The primary endpoint of the study was overall survival (OS), with the goal of demonstrating non-inferiority. Other factors including progression free survival (PFS), time to progression (TTP) and objective response rate (ORR) were assessed as secondary endpoints.

According to the results of the study, lenvatinib met the statistical criteria for non-inferiority of OS compared to sorafenib, and showed statistically significant and clinically meaningful improvement for PFS, TTP and ORR. In this study, the five most common adverse events observed in the lenvatinib arm were hypertension, diarrhea, decreased appetite, weight loss and fatigue, which is consistent with the known side-effect profile of lenvatinib.
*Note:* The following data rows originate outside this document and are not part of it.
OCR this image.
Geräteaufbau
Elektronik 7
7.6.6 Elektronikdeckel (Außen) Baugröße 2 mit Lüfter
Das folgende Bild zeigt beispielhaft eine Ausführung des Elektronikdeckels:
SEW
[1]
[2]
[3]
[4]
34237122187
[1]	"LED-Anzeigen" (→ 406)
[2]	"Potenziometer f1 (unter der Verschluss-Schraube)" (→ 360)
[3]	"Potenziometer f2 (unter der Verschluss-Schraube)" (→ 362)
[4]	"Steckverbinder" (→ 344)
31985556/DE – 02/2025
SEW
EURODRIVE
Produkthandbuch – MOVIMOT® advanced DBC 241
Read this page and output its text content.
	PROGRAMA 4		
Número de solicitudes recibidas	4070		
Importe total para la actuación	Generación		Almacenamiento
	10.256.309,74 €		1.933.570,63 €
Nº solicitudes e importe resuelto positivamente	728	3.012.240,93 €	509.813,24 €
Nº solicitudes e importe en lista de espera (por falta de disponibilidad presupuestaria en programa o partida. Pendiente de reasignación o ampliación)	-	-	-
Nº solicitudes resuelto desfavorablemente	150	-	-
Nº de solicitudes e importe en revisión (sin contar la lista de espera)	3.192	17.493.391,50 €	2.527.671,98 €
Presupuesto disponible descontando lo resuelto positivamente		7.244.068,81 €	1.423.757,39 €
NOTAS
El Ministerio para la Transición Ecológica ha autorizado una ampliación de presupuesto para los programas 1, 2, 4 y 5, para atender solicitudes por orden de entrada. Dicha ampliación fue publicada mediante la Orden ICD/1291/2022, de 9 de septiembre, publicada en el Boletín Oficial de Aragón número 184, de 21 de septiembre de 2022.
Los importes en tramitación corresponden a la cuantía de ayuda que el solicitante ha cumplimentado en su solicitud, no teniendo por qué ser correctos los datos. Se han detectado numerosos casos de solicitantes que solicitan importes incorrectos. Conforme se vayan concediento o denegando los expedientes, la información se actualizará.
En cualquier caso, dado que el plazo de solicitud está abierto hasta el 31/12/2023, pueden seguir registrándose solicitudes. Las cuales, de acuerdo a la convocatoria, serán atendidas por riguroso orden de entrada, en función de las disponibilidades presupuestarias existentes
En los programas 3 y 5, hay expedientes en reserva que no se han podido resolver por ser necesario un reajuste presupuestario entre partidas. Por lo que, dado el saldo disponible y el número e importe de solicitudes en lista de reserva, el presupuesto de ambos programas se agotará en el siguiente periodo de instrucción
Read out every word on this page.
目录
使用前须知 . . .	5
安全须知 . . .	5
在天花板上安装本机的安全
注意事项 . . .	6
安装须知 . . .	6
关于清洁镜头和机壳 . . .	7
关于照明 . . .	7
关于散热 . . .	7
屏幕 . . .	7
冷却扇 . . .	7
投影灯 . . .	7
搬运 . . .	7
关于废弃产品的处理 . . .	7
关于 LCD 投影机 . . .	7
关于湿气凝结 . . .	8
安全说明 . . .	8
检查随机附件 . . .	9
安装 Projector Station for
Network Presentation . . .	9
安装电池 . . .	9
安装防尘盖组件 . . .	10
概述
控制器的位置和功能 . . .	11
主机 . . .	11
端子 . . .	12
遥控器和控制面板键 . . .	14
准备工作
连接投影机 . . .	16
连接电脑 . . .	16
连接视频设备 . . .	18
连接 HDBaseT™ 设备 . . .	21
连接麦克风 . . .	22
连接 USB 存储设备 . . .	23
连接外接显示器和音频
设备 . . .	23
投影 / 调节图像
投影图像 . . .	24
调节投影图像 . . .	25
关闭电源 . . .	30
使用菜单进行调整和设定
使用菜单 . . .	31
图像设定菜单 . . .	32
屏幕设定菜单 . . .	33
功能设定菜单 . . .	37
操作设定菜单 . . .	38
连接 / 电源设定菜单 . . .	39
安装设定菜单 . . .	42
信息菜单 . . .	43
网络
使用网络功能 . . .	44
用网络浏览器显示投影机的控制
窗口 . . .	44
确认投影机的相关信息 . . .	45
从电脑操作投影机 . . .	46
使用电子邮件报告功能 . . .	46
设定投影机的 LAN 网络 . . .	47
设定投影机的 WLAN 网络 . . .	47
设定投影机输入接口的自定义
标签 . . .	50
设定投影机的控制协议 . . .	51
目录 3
Analyses of the remaining secondary endpoints of quality of life and plasma PK parameters as well as safety are ongoing.

Eisai plans to hold discussions with regulatory authorities for submission in Japan, the United States, Europe and Asia, including China. Eisai will also present the details at an upcoming academic conference.

Liver cancer is the second leading cause of cancer related deaths, and is estimated to be responsible for approximately 700,000 deaths per year in the world1. The majority of cases occur in Asia, including China, and Africa. Hepatocellular carcinoma accounts for 85% to 90% of primary liver cancer cases. Early stage hepatocellular carcinoma is treatable by a wide variety of means, including surgery, radiofrequency ablation, ethanol injection, chemoembolization therapy, but treatment opinions for unresectable hepatocellular carcinoma are limited and the prognosis is very poor, meaning that this is an area of high unmet medical need.

Eisai positions oncology as a key therapeutic area, and is aiming to discover revolutionary new medicines with the potential to cure cancer. Eisai remains committed to providing further clinical evidence for lenvatinib aimed at maximizing value of the drug as it seeks to contribute further to addressing the diverse needs of, and increasing the benefits provided to, patients with cancer, their families, and healthcare providers.